On Fri, Mar 23, 2007 at 07:00:46PM +1100, Neil Brown wrote:
> On Friday March 23, tes@xxxxxxx wrote:
> > >
> > > I think this test should just be removed and the xfs_barrier_test
> > > should be the main mechanism for seeing if barriers work.
> > >
> > Oh okay.
> > This is all Christoph's (hch) code, so it would be good for him to comment
> > here.
> > The external log and readonly tests can stay though.
> >
>
> Why no barriers on an external log device??? Not important, just
> curious.
because we need to synchronize across 2 devices, not one, so issuing
barriers on an external log device does nothing to order the metadata
written to the other device...
> > > This is particularly important for md/raid1 as it is quite possible
> > > that barriers will be supported at first, but after a failure and
> > > different device on a different controller could be swapped in that
> > > does not support barriers.
> > >
> >
> > Oh okay, I see. And then later one that supported them can be swapped back
> > in?
> > So the other FSs are doing a sync'ed write out and then if there is an
> > EOPNOTSUPP they retry and disable barrier support henceforth?
> > Yeah, I guess we could do that in xlog_iodone() on failed completion and
> > retry the write without
> > the ORDERED flag on EOPNOTSUPP error case (and turn off the flag).

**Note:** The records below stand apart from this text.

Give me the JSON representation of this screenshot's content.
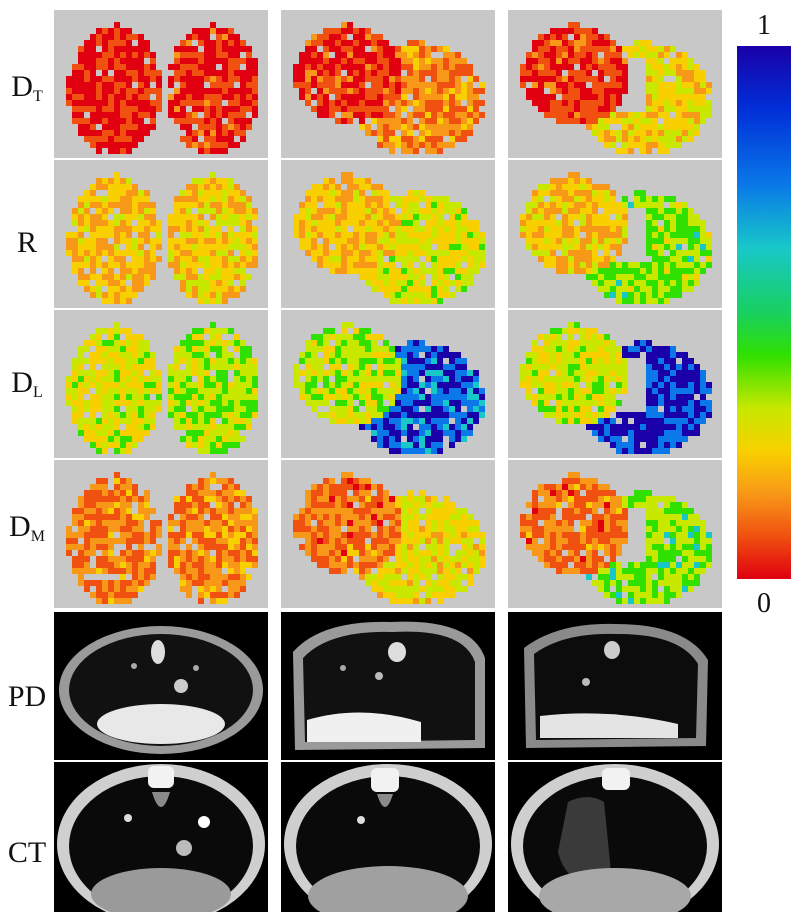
{
  "rows": [
    {
      "key": "DT",
      "main": "D",
      "sub": "T"
    },
    {
      "key": "R",
      "main": "R",
      "sub": ""
    },
    {
      "key": "DL",
      "main": "D",
      "sub": "L"
    },
    {
      "key": "DM",
      "main": "D",
      "sub": "M"
    },
    {
      "key": "PD",
      "main": "PD",
      "sub": ""
    },
    {
      "key": "CT",
      "main": "CT",
      "sub": ""
    }
  ],
  "colorbar": {
    "max_label": "1",
    "min_label": "0",
    "scale_colors": [
      "#1a00a8",
      "#0a78e8",
      "#18c8c8",
      "#30e000",
      "#f8d000",
      "#f89818",
      "#e00010"
    ]
  },
  "panel_background": "#c8c8c8",
  "columns": 3
}
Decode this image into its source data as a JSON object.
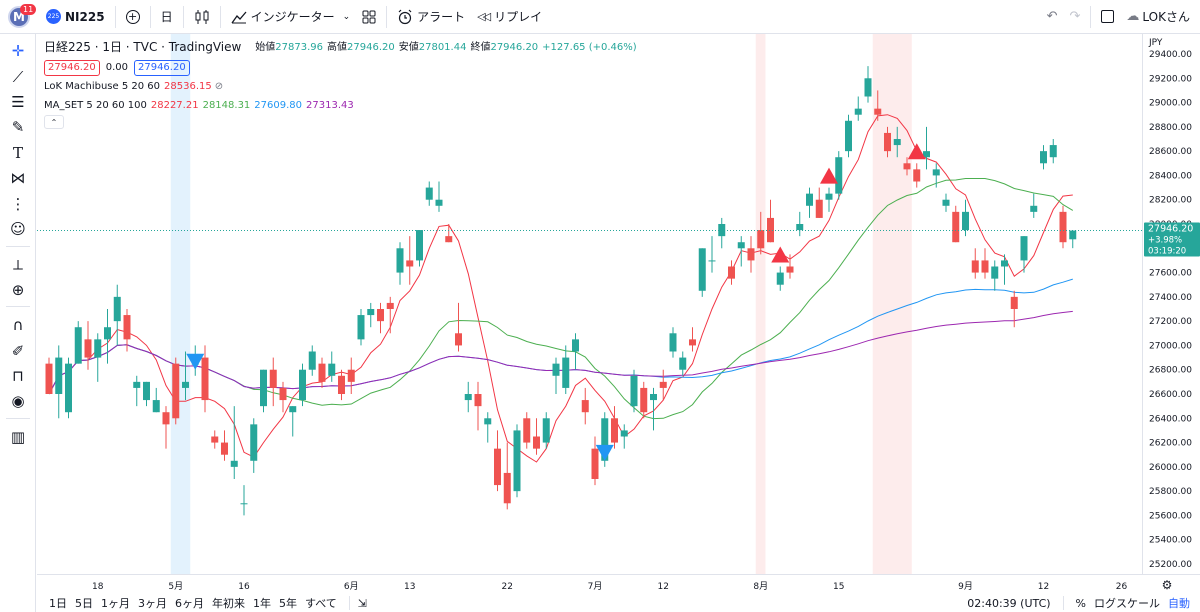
{
  "header": {
    "avatar_letter": "M",
    "notification_count": "11",
    "symbol_badge": "225",
    "symbol": "NI225",
    "interval": "日",
    "indicators_label": "インジケーター",
    "alert_label": "アラート",
    "replay_label": "リプレイ",
    "user_label": "LOKさん"
  },
  "legend": {
    "title": "日経225 · 1日 · TVC · TradingView",
    "ohlc_open_label": "始値",
    "ohlc_open": "27873.96",
    "ohlc_high_label": "高値",
    "ohlc_high": "27946.20",
    "ohlc_low_label": "安値",
    "ohlc_low": "27801.44",
    "ohlc_close_label": "終値",
    "ohlc_close": "27946.20",
    "ohlc_change": "+127.65 (+0.46%)",
    "bid": "27946.20",
    "spread": "0.00",
    "ask": "27946.20",
    "ind1_name": "LoK Machibuse 5 20 60",
    "ind1_value": "28536.15",
    "ind2_name": "MA_SET 5 20 60 100",
    "ind2_v1": "28227.21",
    "ind2_v2": "28148.31",
    "ind2_v3": "27609.80",
    "ind2_v4": "27313.43"
  },
  "price_axis": {
    "currency": "JPY",
    "ticks": [
      "29400.00",
      "29200.00",
      "29000.00",
      "28800.00",
      "28600.00",
      "28400.00",
      "28200.00",
      "28000.00",
      "27800.00",
      "27600.00",
      "27400.00",
      "27200.00",
      "27000.00",
      "26800.00",
      "26600.00",
      "26400.00",
      "26200.00",
      "26000.00",
      "25800.00",
      "25600.00",
      "25400.00",
      "25200.00"
    ],
    "last_price": "27946.20",
    "last_change": "+3.98%",
    "countdown": "03:19:20"
  },
  "time_axis": {
    "ticks": [
      "18",
      "5月",
      "16",
      "6月",
      "13",
      "22",
      "7月",
      "12",
      "8月",
      "15",
      "9月",
      "12",
      "26"
    ]
  },
  "bottom": {
    "ranges": [
      "1日",
      "5日",
      "1ヶ月",
      "3ヶ月",
      "6ヶ月",
      "年初来",
      "1年",
      "5年",
      "すべて"
    ],
    "clock": "02:40:39 (UTC)",
    "percent": "%",
    "log": "ログスケール",
    "auto": "自動"
  },
  "colors": {
    "up": "#26a69a",
    "down": "#ef5350",
    "ma5": "#f23645",
    "ma20": "#4caf50",
    "ma60": "#2196f3",
    "ma100": "#9c27b0",
    "blue_band": "#e3f2fd",
    "red_band": "#fdecec"
  },
  "chart_data": {
    "type": "candlestick",
    "ylim": [
      25200,
      29400
    ],
    "x_ticks": [
      "18",
      "5月",
      "16",
      "6月",
      "13",
      "22",
      "7月",
      "12",
      "8月",
      "15",
      "9月",
      "12",
      "26"
    ],
    "candles": [
      [
        26850,
        26900,
        26600,
        26600
      ],
      [
        26600,
        27000,
        26400,
        26900
      ],
      [
        26450,
        26900,
        26400,
        26850
      ],
      [
        26850,
        27200,
        26850,
        27150
      ],
      [
        27050,
        27200,
        26800,
        26900
      ],
      [
        26900,
        27100,
        26700,
        27050
      ],
      [
        27050,
        27300,
        26850,
        27150
      ],
      [
        27200,
        27500,
        27000,
        27400
      ],
      [
        27250,
        27300,
        26950,
        27050
      ],
      [
        26650,
        26750,
        26500,
        26700
      ],
      [
        26550,
        26700,
        26500,
        26700
      ],
      [
        26450,
        26650,
        26450,
        26550
      ],
      [
        26450,
        26500,
        26150,
        26350
      ],
      [
        26850,
        26900,
        26350,
        26400
      ],
      [
        26650,
        26950,
        26550,
        26700
      ],
      [
        26850,
        27000,
        26750,
        26850
      ],
      [
        26900,
        27000,
        26450,
        26550
      ],
      [
        26250,
        26300,
        26150,
        26200
      ],
      [
        26200,
        26300,
        26050,
        26100
      ],
      [
        26000,
        26500,
        25900,
        26050
      ],
      [
        25700,
        25850,
        25600,
        25700
      ],
      [
        26050,
        26400,
        25950,
        26350
      ],
      [
        26500,
        26800,
        26450,
        26800
      ],
      [
        26800,
        26900,
        26500,
        26650
      ],
      [
        26650,
        26700,
        26450,
        26550
      ],
      [
        26450,
        26500,
        26250,
        26500
      ],
      [
        26550,
        26850,
        26500,
        26800
      ],
      [
        26800,
        27000,
        26750,
        26950
      ],
      [
        26850,
        26900,
        26650,
        26700
      ],
      [
        26750,
        26950,
        26700,
        26850
      ],
      [
        26750,
        26800,
        26550,
        26600
      ],
      [
        26800,
        26900,
        26600,
        26700
      ],
      [
        27050,
        27300,
        27000,
        27250
      ],
      [
        27250,
        27350,
        27150,
        27300
      ],
      [
        27300,
        27350,
        27100,
        27200
      ],
      [
        27350,
        27400,
        27100,
        27300
      ],
      [
        27600,
        27850,
        27500,
        27800
      ],
      [
        27700,
        27900,
        27500,
        27650
      ],
      [
        27700,
        27950,
        27650,
        27950
      ],
      [
        28200,
        28350,
        28150,
        28300
      ],
      [
        28150,
        28350,
        28100,
        28200
      ],
      [
        27900,
        28000,
        27850,
        27850
      ],
      [
        27100,
        27350,
        26950,
        27000
      ],
      [
        26550,
        26700,
        26450,
        26600
      ],
      [
        26600,
        26700,
        26300,
        26500
      ],
      [
        26350,
        26450,
        26200,
        26400
      ],
      [
        26150,
        26300,
        25800,
        25850
      ],
      [
        25950,
        26200,
        25650,
        25700
      ],
      [
        25800,
        26350,
        25750,
        26300
      ],
      [
        26400,
        26450,
        26150,
        26200
      ],
      [
        26250,
        26400,
        26100,
        26150
      ],
      [
        26200,
        26450,
        26150,
        26400
      ],
      [
        26750,
        26900,
        26600,
        26850
      ],
      [
        26650,
        27000,
        26600,
        26900
      ],
      [
        26950,
        27100,
        26800,
        27050
      ],
      [
        26550,
        26650,
        26350,
        26450
      ],
      [
        26150,
        26250,
        25850,
        25900
      ],
      [
        26050,
        26450,
        26000,
        26400
      ],
      [
        26400,
        26500,
        26150,
        26200
      ],
      [
        26250,
        26350,
        26150,
        26300
      ],
      [
        26500,
        26800,
        26450,
        26750
      ],
      [
        26650,
        26700,
        26400,
        26450
      ],
      [
        26550,
        26650,
        26300,
        26600
      ],
      [
        26700,
        26800,
        26550,
        26650
      ],
      [
        26950,
        27150,
        26900,
        27100
      ],
      [
        26800,
        26950,
        26750,
        26900
      ],
      [
        27050,
        27150,
        26950,
        27000
      ],
      [
        27450,
        27800,
        27400,
        27800
      ],
      [
        27700,
        27900,
        27600,
        27700
      ],
      [
        27900,
        28050,
        27800,
        28000
      ],
      [
        27650,
        27700,
        27500,
        27550
      ],
      [
        27800,
        27900,
        27650,
        27850
      ],
      [
        27800,
        27900,
        27600,
        27700
      ],
      [
        27950,
        28100,
        27750,
        27800
      ],
      [
        28050,
        28200,
        27850,
        27850
      ],
      [
        27500,
        27650,
        27450,
        27600
      ],
      [
        27650,
        27750,
        27550,
        27600
      ],
      [
        27950,
        28100,
        27900,
        28000
      ],
      [
        28150,
        28300,
        28050,
        28250
      ],
      [
        28200,
        28300,
        28050,
        28050
      ],
      [
        28200,
        28300,
        28100,
        28250
      ],
      [
        28250,
        28600,
        28200,
        28550
      ],
      [
        28600,
        28900,
        28550,
        28850
      ],
      [
        28900,
        29050,
        28850,
        28950
      ],
      [
        29050,
        29300,
        29000,
        29200
      ],
      [
        28950,
        29100,
        28850,
        28900
      ],
      [
        28750,
        28800,
        28550,
        28600
      ],
      [
        28650,
        28800,
        28550,
        28700
      ],
      [
        28500,
        28550,
        28400,
        28450
      ],
      [
        28450,
        28500,
        28300,
        28350
      ],
      [
        28550,
        28800,
        28450,
        28600
      ],
      [
        28400,
        28500,
        28300,
        28450
      ],
      [
        28150,
        28250,
        28100,
        28200
      ],
      [
        28100,
        28150,
        27850,
        27850
      ],
      [
        27950,
        28200,
        27900,
        28100
      ],
      [
        27700,
        27800,
        27550,
        27600
      ],
      [
        27700,
        27800,
        27550,
        27600
      ],
      [
        27550,
        27700,
        27450,
        27650
      ],
      [
        27650,
        27750,
        27500,
        27700
      ],
      [
        27400,
        27450,
        27150,
        27300
      ],
      [
        27700,
        27900,
        27600,
        27900
      ],
      [
        28100,
        28250,
        28050,
        28150
      ],
      [
        28500,
        28650,
        28450,
        28600
      ],
      [
        28550,
        28700,
        28500,
        28650
      ],
      [
        28100,
        28150,
        27800,
        27850
      ],
      [
        27874,
        27946,
        27801,
        27946
      ]
    ],
    "markers": [
      {
        "bar": 15,
        "shape": "down-triangle",
        "color": "#2196f3"
      },
      {
        "bar": 57,
        "shape": "down-triangle",
        "color": "#2196f3"
      },
      {
        "bar": 75,
        "shape": "up-triangle",
        "color": "#f23645"
      },
      {
        "bar": 80,
        "shape": "up-triangle",
        "color": "#f23645"
      },
      {
        "bar": 89,
        "shape": "up-triangle",
        "color": "#f23645"
      }
    ],
    "bands": [
      {
        "start": 13,
        "end": 14,
        "color": "#e3f2fd"
      },
      {
        "start": 73,
        "end": 73,
        "color": "#fdecec"
      },
      {
        "start": 85,
        "end": 88,
        "color": "#fdecec"
      }
    ]
  }
}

> > Dave (dgc) can you see a problem with that?
>
> If an md/raid1 disables barriers and subsequently is restored to a
> state where all drives support barriers, it currently does *not*
> re-enable them device-wide. This would probably be quite easy to
> achieve, but as no existing filesystem would ever try barriers
> again.....
And this is exactly why I think we need a block->fs communications
channel for these sorts of things. Think of something like the CPU
hotplug notifier mechanisms as a rough example framework....
Cheers,
Dave.
--
Dave Chinner
Principal Engineer
SGI Australian Software Group
|